Kibbeh

I learned this method from my mother, and it's a traditional Aleppo-style recipe.
Kibbeh
I learned this method from my mother, and it's a traditional Aleppo-style recipe.
Steps
- 1
Heat the oil in a pan, then add the onions and ground meat. Season with salt and black pepper. Cook, stirring, until the meat is fully cooked and all liquid has evaporated. Remove from heat and stir in the toasted nuts. The filling is now ready.
- 2
Cut the onions into large pieces and add them to the bulgur. Gradually add water, just enough so the mixture doesn't become too wet—about 1 liter (4 1/4 cups).
- 3
Grind the bulgur and onions once through a meat grinder. Add the ground meat to the bulgur mixture and grind again. Mix in the seven spice blend and salt.
- 4
Knead the mixture by hand until it forms a cohesive dough.
- 5
Fit the meat grinder with the special kibbeh attachment. Shape the dough into cylinders and cut them to your desired length.
- 6
Seal one end of each cylinder with your hand, using a little water to help seal. Fill about three-quarters full with the meat filling, then seal the other end the same way.
- 7
To fry the kibbeh, make sure the oil is very hot and deep enough to cover them.
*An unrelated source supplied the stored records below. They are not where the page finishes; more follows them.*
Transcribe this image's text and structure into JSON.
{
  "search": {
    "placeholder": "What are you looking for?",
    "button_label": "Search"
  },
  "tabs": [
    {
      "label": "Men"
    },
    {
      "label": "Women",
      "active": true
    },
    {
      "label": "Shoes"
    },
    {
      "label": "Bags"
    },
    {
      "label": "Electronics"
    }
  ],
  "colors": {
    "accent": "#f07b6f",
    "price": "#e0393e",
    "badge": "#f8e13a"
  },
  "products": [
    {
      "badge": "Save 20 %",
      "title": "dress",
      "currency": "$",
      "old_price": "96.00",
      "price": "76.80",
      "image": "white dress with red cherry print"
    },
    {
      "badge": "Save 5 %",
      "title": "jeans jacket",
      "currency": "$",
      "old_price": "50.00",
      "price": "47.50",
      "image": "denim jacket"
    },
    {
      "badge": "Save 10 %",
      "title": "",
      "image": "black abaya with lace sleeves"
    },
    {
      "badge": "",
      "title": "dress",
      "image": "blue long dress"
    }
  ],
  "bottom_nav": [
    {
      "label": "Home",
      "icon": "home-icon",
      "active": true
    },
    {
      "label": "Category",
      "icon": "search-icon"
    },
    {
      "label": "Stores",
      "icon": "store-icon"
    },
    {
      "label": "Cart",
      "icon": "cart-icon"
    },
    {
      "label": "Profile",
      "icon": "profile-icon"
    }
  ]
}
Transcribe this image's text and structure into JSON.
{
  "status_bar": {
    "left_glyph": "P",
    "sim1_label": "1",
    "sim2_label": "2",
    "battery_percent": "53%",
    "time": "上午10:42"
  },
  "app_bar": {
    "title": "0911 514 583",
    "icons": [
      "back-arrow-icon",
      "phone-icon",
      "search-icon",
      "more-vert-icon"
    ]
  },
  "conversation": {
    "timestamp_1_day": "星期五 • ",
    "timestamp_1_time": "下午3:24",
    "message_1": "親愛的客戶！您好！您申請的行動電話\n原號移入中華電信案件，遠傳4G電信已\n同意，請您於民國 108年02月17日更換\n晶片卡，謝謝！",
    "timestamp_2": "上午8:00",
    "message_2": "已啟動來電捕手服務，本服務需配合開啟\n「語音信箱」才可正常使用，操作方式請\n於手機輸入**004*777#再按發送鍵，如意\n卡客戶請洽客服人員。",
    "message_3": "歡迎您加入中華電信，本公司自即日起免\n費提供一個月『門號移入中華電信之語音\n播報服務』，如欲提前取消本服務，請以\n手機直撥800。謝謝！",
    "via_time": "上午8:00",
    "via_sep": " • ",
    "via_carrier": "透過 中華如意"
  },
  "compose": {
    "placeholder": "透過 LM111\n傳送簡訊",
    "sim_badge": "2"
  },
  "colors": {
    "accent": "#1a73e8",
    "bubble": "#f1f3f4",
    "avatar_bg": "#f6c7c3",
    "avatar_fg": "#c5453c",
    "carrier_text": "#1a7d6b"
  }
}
This will help the kibbeh hold together and become crispy on the outside.
- 8
You can freeze the kibbeh for later. Arrange them in a single layer on a large tray, not stacked, until frozen. Then store as you like.
- 9
When ready to cook from frozen, fry the kibbeh directly in hot oil without thawing, or they may fall apart.
- 10
You can also use the same dough to make baked kibbeh in a tray (kibbeh bil sanieh).
- 11
For a lighter dough, you can reduce the amount of ground meat and add some boiled potatoes to the mixture.